It is best to initialize the loop within the routine as it makes the code less clunky and it is easier to use
conditional code (such as btfss, decfsz, and incfsz). The reason being that if the loop is initialized after the
call statement, code like this can be used:
btfss STATUS,Z ; check if the previous operation yielded zero
call delay ; delay for some amount of time
while in contrast, this would not be possible if the loop was initialized outside of the subroutine:
btfss STATUS,Z ; check if the previous operation yields zero
clrf aa ; clear the aa variable
call delay ; call the delay
As you see by these two examples, only in the first example is the delay conditional. The second example is
not equivalent to the first as the only part which is conditional, is the clrf aa. If the previous operation does
not yield zero then do not clear aa is not equivalent to call the delay routine if the previous operation does
not yield zero.
As to initializing within subroutines there are two choices, static delay loops and variable delay loops
Here are examples of how static loops are to be initialized:
; one stage delay loop subroutine
delay:
movlw D'5' ; 1 cycle
movwf aa ; 1 cycle
<code for one stage delay loop>
return
; two stage delay loop subroutine
delay:
movwf aa ; 1 cycle
movwf bb ; 1 cycle
<code for two stage delay loop>
return
; three stage delay loop subroutine
delay:
movwf aa ; 1 cycle
movwf bb ; 1 cycle
movwf cc ; 1 cycle
<code for three stage delay loop>
return
From here, it should be noticed that for static delay loop subroutines, that if the loop involves N variables, it
will require 2N cycles to initialize a variable. What this translates to is that for a one stage loop it takes 2
cycles to initialize, for a two stage loop it takes 4 cycles to initialize, and for a three stage loop it takes 6 cycles
to initialize. Similarly to the adjustments required in turning simple delay loops into a subroutines, we must
also add to those formulas the following additional cycles as follows:
cyc(aa) = 3aa + 3 u [6~771]
cyc(aa,bb) = 3aa + 770bb - 765 u [8~197123]
becomes:
cyc(aa) = 3aa + 3 + 2 u [6 + 2~771 + 2]
cyc(aa,bb) = 3aa + 770bb - 765 + 4 u [8 + 4~197123 + 4]

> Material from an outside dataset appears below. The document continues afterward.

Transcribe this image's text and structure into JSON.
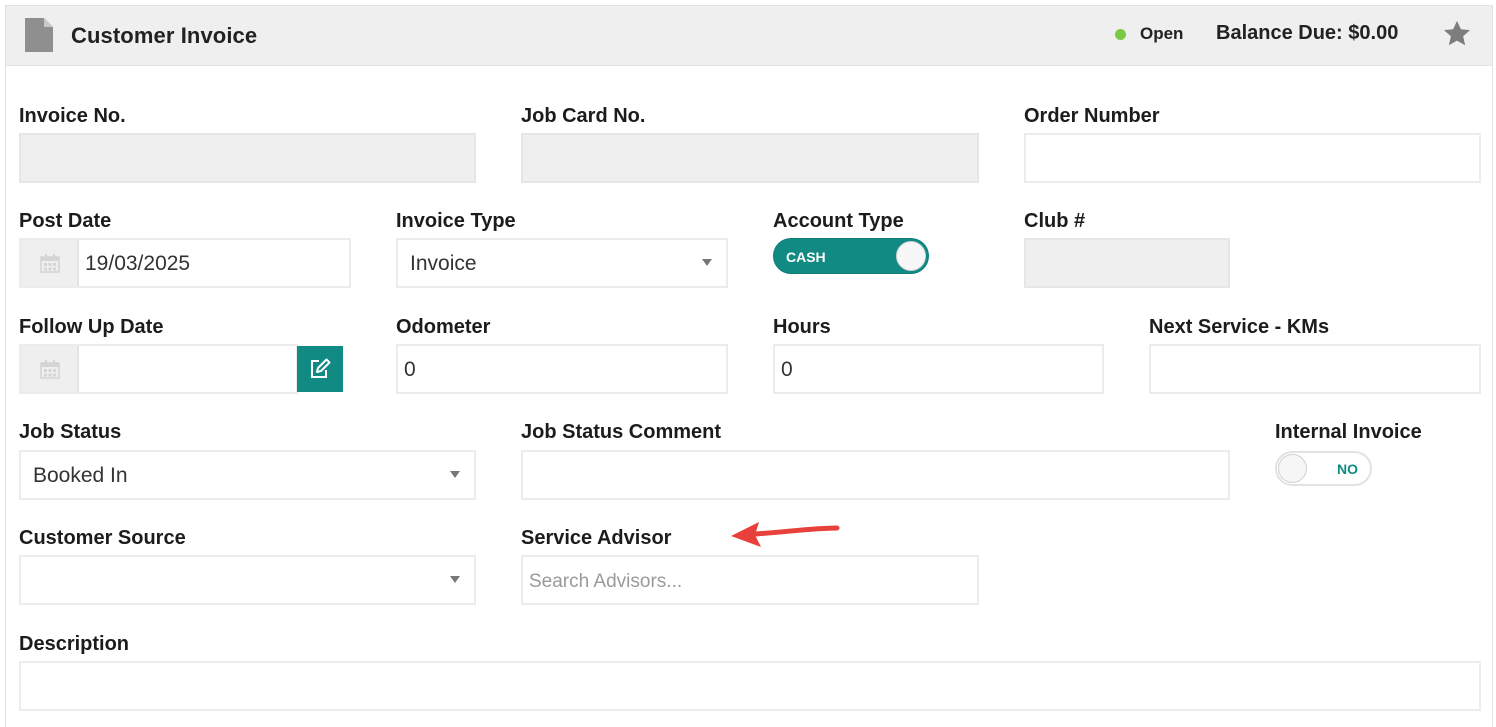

cyc(aa,bb,cc) = 3aa + 770bb + 197122cc - 197885 + 6 u [10 + 6~50463235 + 6]
and simplifies to:
cyc(aa) = 3aa + 5 u [8~773]
cyc(aa,bb) = 3aa + 770bb - 761 u [12~197127]

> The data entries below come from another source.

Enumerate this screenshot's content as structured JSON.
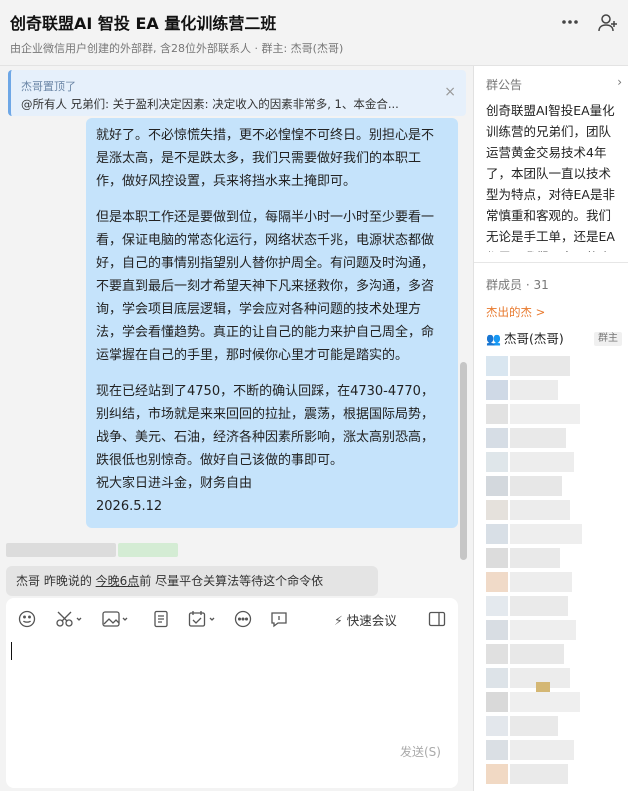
{
  "header": {
    "title": "创奇联盟AI 智投 EA 量化训练营二班",
    "subtitle": "由企业微信用户创建的外部群, 含28位外部联系人 · 群主: 杰哥(杰哥)",
    "more_icon": "more-dots-icon",
    "add_member_icon": "add-person-icon"
  },
  "pin": {
    "who": "杰哥置顶了",
    "text": "@所有人 兄弟们:  关于盈利决定因素: 决定收入的因素非常多, 1、本金合...",
    "close": "×"
  },
  "message": {
    "paragraphs": [
      "就好了。不必惊慌失措，更不必惶惶不可终日。别担心是不是涨太高，是不是跌太多，我们只需要做好我们的本职工作，做好风控设置，兵来将挡水来土掩即可。",
      "但是本职工作还是要做到位，每隔半小时一小时至少要看一看，保证电脑的常态化运行，网络状态千兆，电源状态都做好，自己的事情别指望别人替你护周全。有问题及时沟通，不要直到最后一刻才希望天神下凡来拯救你，多沟通，多咨询，学会项目底层逻辑，学会应对各种问题的技术处理方法，学会看懂趋势。真正的让自己的能力来护自己周全，命运掌握在自己的手里，那时候你心里才可能是踏实的。",
      "现在已经站到了4750，不断的确认回踩，在4730-4770，别纠结，市场就是来来回回的拉扯，震荡，根据国际局势，战争、美元、石油，经济各种因素所影响，涨太高别恐高，跌很低也别惊奇。做好自己该做的事即可。",
      "祝大家日进斗金，财务自由",
      "2026.5.12"
    ]
  },
  "quote": {
    "prefix": "杰哥   昨晚说的 ",
    "link": "今晚6点",
    "suffix": "前  尽量平仓关算法等待这个命令依"
  },
  "composer": {
    "tools": [
      "emoji-icon",
      "scissors-icon",
      "image-icon",
      "document-icon",
      "calendar-check-icon",
      "more-circle-icon",
      "comment-icon"
    ],
    "meeting_label": "快速会议",
    "send_label": "发送(S)"
  },
  "panel": {
    "announcement_title": "群公告",
    "announcement_body": "创奇联盟AI智投EA量化训练营的兄弟们，团队运营黄金交易技术4年了，本团队一直以技术型为特点，对待EA是非常慎重和客观的。我们无论是手工单，还是EA都需要我们以交易的底",
    "members_title": "群成员 · 31",
    "members_link": "杰出的杰 >",
    "owner_name": "杰哥(杰哥)",
    "owner_badge": "群主"
  },
  "colors": {
    "bubble": "#c5e3fb",
    "accent_orange": "#e8792d",
    "pin_bg": "#e6f0fb"
  }
}
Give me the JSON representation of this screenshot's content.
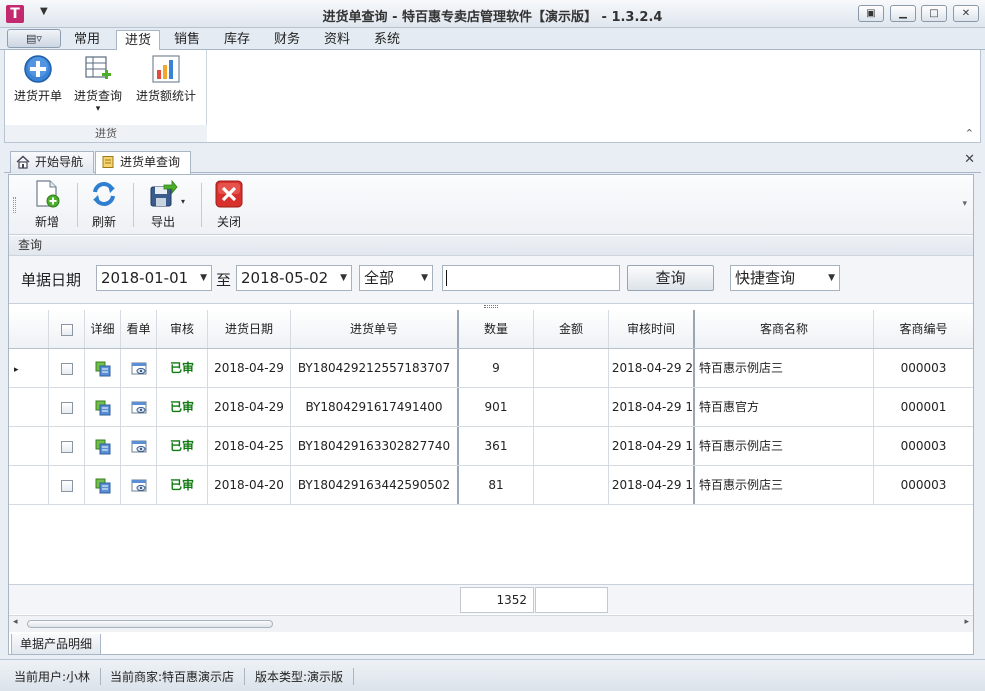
{
  "window": {
    "title": "进货单查询 - 特百惠专卖店管理软件【演示版】 - 1.3.2.4",
    "logo": "T",
    "quick_access_arrow": "▼",
    "app_menu_icon": "▤▿",
    "controls": [
      "▣",
      "▁",
      "□",
      "✕"
    ]
  },
  "ribbon": {
    "tabs": [
      "常用",
      "进货",
      "销售",
      "库存",
      "财务",
      "资料",
      "系统"
    ],
    "active_tab": "进货",
    "group_label": "进货",
    "buttons": [
      {
        "label": "进货开单",
        "icon": "add-circle-icon"
      },
      {
        "label": "进货查询",
        "icon": "table-search-icon",
        "dropdown": "▾"
      },
      {
        "label": "进货额统计",
        "icon": "bar-chart-icon"
      }
    ],
    "collapse_glyph": "⌃"
  },
  "doc_tabs": {
    "tabs": [
      {
        "label": "开始导航",
        "icon": "home-icon"
      },
      {
        "label": "进货单查询",
        "icon": "note-icon"
      }
    ],
    "close_glyph": "✕"
  },
  "toolbar": {
    "buttons": [
      {
        "label": "新增",
        "icon": "new-doc-icon"
      },
      {
        "label": "刷新",
        "icon": "refresh-icon"
      },
      {
        "label": "导出",
        "icon": "export-icon"
      },
      {
        "label": "关闭",
        "icon": "close-red-icon"
      }
    ],
    "more_glyph": "▾"
  },
  "query": {
    "title": "查询",
    "date_label": "单据日期",
    "date_from": "2018-01-01",
    "to_label": "至",
    "date_to": "2018-05-02",
    "status_value": "全部",
    "keyword_value": "",
    "search_button": "查询",
    "quick_query": "快捷查询",
    "dropdown_arrow": "▼"
  },
  "grid": {
    "columns": [
      "",
      "",
      "详细",
      "看单",
      "审核",
      "进货日期",
      "进货单号",
      "数量",
      "金额",
      "审核时间",
      "客商名称",
      "客商编号"
    ],
    "rows": [
      {
        "pointer": "▸",
        "status": "已审",
        "date": "2018-04-29",
        "no": "BY180429212557183707",
        "qty": "9",
        "amount": "",
        "audit_time": "2018-04-29 2",
        "supplier": "特百惠示例店三",
        "supplier_no": "000003"
      },
      {
        "pointer": "",
        "status": "已审",
        "date": "2018-04-29",
        "no": "BY1804291617491400",
        "qty": "901",
        "amount": "",
        "audit_time": "2018-04-29 1",
        "supplier": "特百惠官方",
        "supplier_no": "000001"
      },
      {
        "pointer": "",
        "status": "已审",
        "date": "2018-04-25",
        "no": "BY180429163302827740",
        "qty": "361",
        "amount": "",
        "audit_time": "2018-04-29 1",
        "supplier": "特百惠示例店三",
        "supplier_no": "000003"
      },
      {
        "pointer": "",
        "status": "已审",
        "date": "2018-04-20",
        "no": "BY180429163442590502",
        "qty": "81",
        "amount": "",
        "audit_time": "2018-04-29 1",
        "supplier": "特百惠示例店三",
        "supplier_no": "000003"
      }
    ],
    "total_qty": "1352",
    "total_amount": ""
  },
  "bottom_tab": "单据产品明细",
  "statusbar": {
    "user": "当前用户:小林",
    "merchant": "当前商家:特百惠演示店",
    "version": "版本类型:演示版"
  },
  "scroll": {
    "left": "◂",
    "right": "▸"
  },
  "colors": {
    "accent": "#c4286e",
    "approved": "#127a12",
    "close_red": "#d8302c"
  }
}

Static delay loops are great for when you only need a constant number of delay cycles, but what about when
it varies? We can use variable delay loops, and the code is as follows:
; one stage delay loop subroutine
delay:
movf aak,W ; 1 cycle
movwf aa ; 1 cycle
return
; two stage delay loop subroutine
delay:
movwf aa ; 1 cycle
movf bbk,W ; 1 cycle
movwf bb ; 1 cycle
<code for two stage delay loop>
return
; three stage delay loop subroutine
delay:
movwf aa ; 1 cycle
movf bbk,W ; 1 cycle
movwf bb ; 1 cycle
movf cck,W ; 1 cycle
movwf cc ; 1 cycle
<code for three stage delay loop>
return
Where aak, bbk, and cck, and the values you need to initialize only once. Afterward, whenever you call the
delay subroutine, it initializes the loop with aa = aak, bb = bbk, cc = cck, or mnemonically aa(variable) =
aa(constant). Should you desire to change the number of cycles to delay for, all that is needed to be changed
are the constant values.
With regards to the number of cycles that variable delay loops take, it is exactly the same as static delay
loops, thereby making the formulas (with the exception of the constant values playing a role):
cyc(aak) = 3aak + 5 u [8~773]
cyc(aak,bbk) = 3aak + 770bbk - 761 u [12~197127]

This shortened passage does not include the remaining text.